The proof is easy enough to do; my favorite way is to pick $\epsilon > 0$ for a given $z \in K$ and $n$ such that $|f_n(z)| < \epsilon$ find a “delta disk” about $z$ so that for all $w$ in that disk, $|f_n(w)| < \epsilon$ also. Then cover $K$ by these open “delta disks” and then one can select a finite number of such disks, each with an associated $n$ and then let $M$ be the maximum of this finite collection of $n$.

But we used the fact that $f_n$ is continuous in our proof.

Here is what can happen if the $f_n$ in question are NOT continuous:

Let’s work on the real interval $[0,1]$. Define $g(x) = q$ if $x = \frac{p}{q}$ in lowest terms, and let $g(x) = 0$ if $x$ is irrational.

Now let $f_n(x) = \frac{g(x)}{n}$. Clearly $f_n$ converges to 0 pointwise and the $f_n$ have the decreasing function property. Nevertheless, it is easy to see that the convergence is far from uniform; in fact for each $n, f_n$ is unbounded!

Of course, we can also come up with a sequence of bounded functions that converge to 0 pointwise but fail to converge uniformly.

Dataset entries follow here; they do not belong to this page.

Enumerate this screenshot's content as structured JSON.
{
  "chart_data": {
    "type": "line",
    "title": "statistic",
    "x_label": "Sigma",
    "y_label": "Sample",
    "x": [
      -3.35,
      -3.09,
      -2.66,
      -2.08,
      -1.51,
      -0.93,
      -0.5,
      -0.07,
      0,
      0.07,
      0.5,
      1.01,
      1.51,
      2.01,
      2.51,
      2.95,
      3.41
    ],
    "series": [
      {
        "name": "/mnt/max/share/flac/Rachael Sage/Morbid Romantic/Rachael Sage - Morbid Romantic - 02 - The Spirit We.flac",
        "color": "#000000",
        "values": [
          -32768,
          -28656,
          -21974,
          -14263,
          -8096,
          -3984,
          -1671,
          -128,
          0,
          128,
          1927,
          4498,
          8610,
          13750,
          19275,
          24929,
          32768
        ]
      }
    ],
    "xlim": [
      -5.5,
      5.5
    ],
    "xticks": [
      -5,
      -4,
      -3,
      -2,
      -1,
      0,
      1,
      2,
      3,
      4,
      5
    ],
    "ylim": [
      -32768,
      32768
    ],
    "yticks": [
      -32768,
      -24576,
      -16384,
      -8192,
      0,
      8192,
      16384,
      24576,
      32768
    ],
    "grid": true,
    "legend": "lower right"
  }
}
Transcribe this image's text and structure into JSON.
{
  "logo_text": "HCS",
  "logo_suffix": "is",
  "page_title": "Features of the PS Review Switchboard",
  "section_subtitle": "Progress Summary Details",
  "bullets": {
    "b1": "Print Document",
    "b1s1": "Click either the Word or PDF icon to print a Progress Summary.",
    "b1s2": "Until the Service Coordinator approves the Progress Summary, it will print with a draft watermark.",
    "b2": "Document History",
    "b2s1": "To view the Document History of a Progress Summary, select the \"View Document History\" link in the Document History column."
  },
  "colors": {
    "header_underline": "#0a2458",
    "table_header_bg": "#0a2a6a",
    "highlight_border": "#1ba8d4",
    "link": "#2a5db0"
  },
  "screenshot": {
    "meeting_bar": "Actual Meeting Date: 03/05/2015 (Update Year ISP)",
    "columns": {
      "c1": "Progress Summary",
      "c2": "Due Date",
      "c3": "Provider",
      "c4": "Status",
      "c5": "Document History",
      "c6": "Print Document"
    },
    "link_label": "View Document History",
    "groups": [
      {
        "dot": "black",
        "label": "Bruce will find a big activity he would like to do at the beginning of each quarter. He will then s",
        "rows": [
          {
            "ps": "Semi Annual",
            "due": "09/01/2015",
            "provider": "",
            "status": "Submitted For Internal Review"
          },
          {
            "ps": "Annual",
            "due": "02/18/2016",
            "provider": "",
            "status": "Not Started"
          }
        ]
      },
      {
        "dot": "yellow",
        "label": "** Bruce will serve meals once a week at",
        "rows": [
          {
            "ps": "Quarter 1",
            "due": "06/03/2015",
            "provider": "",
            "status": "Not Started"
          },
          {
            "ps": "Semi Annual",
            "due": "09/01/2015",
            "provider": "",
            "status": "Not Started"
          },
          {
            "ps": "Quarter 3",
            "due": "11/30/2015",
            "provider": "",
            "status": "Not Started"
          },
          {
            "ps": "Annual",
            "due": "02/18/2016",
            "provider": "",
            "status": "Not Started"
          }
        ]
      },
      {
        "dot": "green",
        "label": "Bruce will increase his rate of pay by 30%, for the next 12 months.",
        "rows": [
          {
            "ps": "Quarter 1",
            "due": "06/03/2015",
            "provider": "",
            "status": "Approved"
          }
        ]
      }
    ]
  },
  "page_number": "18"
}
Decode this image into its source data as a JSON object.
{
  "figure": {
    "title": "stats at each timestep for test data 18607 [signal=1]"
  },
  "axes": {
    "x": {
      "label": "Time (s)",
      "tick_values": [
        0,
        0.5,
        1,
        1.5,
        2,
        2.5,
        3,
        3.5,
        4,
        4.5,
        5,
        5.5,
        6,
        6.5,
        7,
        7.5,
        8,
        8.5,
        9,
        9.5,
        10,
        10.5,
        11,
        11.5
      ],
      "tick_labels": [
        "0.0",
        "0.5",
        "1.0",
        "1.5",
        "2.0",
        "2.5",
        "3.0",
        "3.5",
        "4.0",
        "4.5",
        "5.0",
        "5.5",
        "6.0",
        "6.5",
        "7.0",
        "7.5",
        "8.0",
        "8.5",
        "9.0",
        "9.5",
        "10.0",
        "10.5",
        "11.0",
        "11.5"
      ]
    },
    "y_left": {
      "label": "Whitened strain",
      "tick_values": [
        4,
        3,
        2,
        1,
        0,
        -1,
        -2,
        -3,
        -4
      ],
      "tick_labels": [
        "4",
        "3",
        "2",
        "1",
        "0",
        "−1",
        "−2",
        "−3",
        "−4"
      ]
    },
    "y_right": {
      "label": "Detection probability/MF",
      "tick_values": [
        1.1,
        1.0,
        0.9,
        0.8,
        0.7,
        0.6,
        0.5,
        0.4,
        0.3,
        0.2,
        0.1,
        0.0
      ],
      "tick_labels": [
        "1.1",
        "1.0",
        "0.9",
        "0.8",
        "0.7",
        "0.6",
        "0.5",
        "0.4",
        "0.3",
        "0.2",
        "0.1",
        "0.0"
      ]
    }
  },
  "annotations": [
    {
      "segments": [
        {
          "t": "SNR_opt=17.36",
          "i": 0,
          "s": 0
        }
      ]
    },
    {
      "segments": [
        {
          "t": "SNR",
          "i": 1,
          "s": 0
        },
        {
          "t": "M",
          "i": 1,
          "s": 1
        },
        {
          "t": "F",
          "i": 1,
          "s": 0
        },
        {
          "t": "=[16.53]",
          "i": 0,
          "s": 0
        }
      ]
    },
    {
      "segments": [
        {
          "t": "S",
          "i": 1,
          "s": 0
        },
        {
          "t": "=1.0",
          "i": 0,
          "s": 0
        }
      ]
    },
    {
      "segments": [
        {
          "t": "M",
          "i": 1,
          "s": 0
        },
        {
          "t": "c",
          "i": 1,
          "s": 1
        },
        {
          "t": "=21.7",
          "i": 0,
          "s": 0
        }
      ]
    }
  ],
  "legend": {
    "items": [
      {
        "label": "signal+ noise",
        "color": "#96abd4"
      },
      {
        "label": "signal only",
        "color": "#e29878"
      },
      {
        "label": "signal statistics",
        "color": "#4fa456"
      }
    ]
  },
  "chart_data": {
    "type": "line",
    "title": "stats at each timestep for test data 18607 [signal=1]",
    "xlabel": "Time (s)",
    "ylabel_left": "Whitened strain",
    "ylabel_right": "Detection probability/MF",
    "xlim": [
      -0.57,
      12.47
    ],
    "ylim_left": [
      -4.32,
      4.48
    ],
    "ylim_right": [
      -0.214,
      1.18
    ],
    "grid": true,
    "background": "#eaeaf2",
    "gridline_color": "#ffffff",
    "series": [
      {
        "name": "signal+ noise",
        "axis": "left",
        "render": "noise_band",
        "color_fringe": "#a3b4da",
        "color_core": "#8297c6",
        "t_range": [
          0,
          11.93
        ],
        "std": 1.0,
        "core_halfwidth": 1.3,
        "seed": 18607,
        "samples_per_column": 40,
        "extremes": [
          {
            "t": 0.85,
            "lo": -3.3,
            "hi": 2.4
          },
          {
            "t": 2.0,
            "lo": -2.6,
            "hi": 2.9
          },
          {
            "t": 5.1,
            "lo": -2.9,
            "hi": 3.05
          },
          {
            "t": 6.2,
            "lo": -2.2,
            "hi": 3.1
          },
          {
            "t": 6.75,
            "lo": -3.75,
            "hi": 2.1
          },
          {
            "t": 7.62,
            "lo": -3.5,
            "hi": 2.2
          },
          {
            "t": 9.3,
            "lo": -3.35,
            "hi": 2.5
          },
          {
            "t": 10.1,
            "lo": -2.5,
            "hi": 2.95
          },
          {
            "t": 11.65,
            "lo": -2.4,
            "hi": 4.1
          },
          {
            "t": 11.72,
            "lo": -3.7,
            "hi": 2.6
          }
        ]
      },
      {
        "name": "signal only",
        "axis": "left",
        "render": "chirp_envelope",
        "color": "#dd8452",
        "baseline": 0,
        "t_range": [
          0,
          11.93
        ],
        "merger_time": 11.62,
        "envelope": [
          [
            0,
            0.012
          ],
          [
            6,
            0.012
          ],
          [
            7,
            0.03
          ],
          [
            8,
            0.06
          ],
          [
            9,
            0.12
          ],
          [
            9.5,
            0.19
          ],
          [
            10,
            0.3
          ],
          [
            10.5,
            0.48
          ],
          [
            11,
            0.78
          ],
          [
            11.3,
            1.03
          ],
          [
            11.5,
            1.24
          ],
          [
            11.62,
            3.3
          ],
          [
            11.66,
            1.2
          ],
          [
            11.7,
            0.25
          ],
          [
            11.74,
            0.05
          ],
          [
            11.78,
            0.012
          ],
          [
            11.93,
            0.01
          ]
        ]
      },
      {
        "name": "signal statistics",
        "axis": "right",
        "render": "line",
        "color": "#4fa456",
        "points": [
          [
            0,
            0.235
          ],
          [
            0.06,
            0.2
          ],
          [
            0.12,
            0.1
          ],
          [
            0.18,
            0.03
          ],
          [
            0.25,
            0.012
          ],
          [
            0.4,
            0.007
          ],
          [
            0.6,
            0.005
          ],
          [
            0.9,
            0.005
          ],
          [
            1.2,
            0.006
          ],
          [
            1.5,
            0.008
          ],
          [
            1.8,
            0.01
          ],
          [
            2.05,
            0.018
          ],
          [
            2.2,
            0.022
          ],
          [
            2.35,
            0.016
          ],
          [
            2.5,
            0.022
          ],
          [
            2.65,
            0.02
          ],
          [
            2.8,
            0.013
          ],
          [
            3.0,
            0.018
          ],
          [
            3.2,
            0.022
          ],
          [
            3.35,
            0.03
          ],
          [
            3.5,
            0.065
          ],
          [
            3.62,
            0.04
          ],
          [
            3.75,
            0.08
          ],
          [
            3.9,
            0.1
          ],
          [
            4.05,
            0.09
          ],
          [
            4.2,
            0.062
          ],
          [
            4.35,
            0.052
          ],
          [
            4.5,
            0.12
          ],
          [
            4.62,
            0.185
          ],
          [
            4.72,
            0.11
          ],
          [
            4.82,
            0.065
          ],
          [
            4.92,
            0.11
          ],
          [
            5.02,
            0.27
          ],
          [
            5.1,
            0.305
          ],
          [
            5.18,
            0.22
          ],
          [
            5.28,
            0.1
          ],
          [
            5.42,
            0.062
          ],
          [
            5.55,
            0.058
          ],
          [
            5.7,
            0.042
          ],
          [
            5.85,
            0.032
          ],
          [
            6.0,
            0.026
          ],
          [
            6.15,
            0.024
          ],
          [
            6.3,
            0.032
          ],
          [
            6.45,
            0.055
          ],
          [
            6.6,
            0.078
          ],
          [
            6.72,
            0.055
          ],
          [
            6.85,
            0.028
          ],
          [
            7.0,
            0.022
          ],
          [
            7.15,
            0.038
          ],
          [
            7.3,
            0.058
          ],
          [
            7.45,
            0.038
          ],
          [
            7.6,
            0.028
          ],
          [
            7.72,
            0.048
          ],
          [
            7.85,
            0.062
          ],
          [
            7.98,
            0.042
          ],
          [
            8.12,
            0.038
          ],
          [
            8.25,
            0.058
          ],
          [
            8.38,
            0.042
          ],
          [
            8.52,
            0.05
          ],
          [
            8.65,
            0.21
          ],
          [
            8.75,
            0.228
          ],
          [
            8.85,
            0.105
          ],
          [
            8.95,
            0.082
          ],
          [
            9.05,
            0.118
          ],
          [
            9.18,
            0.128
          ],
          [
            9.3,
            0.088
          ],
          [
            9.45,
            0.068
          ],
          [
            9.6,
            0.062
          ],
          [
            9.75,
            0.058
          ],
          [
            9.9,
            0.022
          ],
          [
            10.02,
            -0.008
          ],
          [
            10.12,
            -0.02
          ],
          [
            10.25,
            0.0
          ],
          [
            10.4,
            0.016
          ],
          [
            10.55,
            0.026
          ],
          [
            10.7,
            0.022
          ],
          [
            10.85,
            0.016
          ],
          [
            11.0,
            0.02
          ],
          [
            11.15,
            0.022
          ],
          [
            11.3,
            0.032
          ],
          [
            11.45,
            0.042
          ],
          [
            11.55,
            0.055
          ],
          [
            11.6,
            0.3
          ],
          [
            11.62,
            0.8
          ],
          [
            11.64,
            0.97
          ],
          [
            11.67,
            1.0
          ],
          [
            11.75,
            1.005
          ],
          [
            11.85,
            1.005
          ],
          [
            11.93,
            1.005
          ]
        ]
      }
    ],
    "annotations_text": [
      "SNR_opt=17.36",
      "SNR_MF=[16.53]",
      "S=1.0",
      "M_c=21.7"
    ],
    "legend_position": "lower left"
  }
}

For this example, choose as our domain $[0,1]$ and let $h(x) = \frac{q-1}{q}$ if $x = \frac{p}{q}$ in lowest terms, and let $h(x) = 0$ if $x$ is irrational. Now let our sequence $f_n(x) = h(x)^n$. Clearly $f_n$ converges to zero pointwise. To see that this convergence is not uniform: let $\epsilon > 0$ be given and if $(\frac{q-1}{q})^n < \epsilon, n > \frac{ln(\epsilon)}{ln(\frac{q-1}{q})}$ and the right hand side of the inequality varies with $q$ and is, in fact, unbounded. Given a fixed $n$ and $\epsilon$ one can always find a $q$ to exceed the fixed $n$. Hence $n$ varies with $q$